Les usages commerciaux sont multiples. « Grâce à l’analyse des 'data', les professionnels sont désormais en mesure d’adapter les relances ou encore de personnaliser les bannières sur les sites pour augmenter les taux de transformation et de multi-équipement », confirme l’institut Xerfi. Ces données proviennent surtout des paiements. « La carte sans contact est aussi un objet connecté, souligne David Robson. Là, la limitation des usages est liée aux plafonds de dépenses par transaction et par semaine.
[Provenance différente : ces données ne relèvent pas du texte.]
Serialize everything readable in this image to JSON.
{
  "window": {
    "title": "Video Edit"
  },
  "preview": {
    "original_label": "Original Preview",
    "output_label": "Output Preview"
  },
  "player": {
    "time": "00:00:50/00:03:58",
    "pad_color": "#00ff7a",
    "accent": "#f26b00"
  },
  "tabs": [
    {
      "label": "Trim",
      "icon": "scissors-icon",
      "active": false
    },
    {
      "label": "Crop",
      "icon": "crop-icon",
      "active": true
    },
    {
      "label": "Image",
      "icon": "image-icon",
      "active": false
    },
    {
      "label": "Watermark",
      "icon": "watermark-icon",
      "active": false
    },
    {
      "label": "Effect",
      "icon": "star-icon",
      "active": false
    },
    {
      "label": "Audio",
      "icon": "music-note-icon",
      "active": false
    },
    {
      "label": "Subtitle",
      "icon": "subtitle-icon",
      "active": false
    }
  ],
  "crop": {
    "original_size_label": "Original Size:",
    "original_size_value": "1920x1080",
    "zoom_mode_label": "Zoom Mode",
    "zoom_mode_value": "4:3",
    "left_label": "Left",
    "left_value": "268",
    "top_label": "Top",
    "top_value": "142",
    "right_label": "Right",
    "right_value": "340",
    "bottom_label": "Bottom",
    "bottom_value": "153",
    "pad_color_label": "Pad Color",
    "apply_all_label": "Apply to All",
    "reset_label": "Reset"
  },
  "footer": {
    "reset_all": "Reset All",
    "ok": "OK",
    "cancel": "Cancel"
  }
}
Celle de l’utilisation de données personnelles reste liée au respect de la réglementation. » En France, « il existe un cadre juridique qui préserve la vie privée, a rappelé Jean-Yves Forel, directeur transformation & excellence opérationnelle de BPCE, au Forum CB. L’individu doit donner son consentement pour un usage de ses données personnelles ».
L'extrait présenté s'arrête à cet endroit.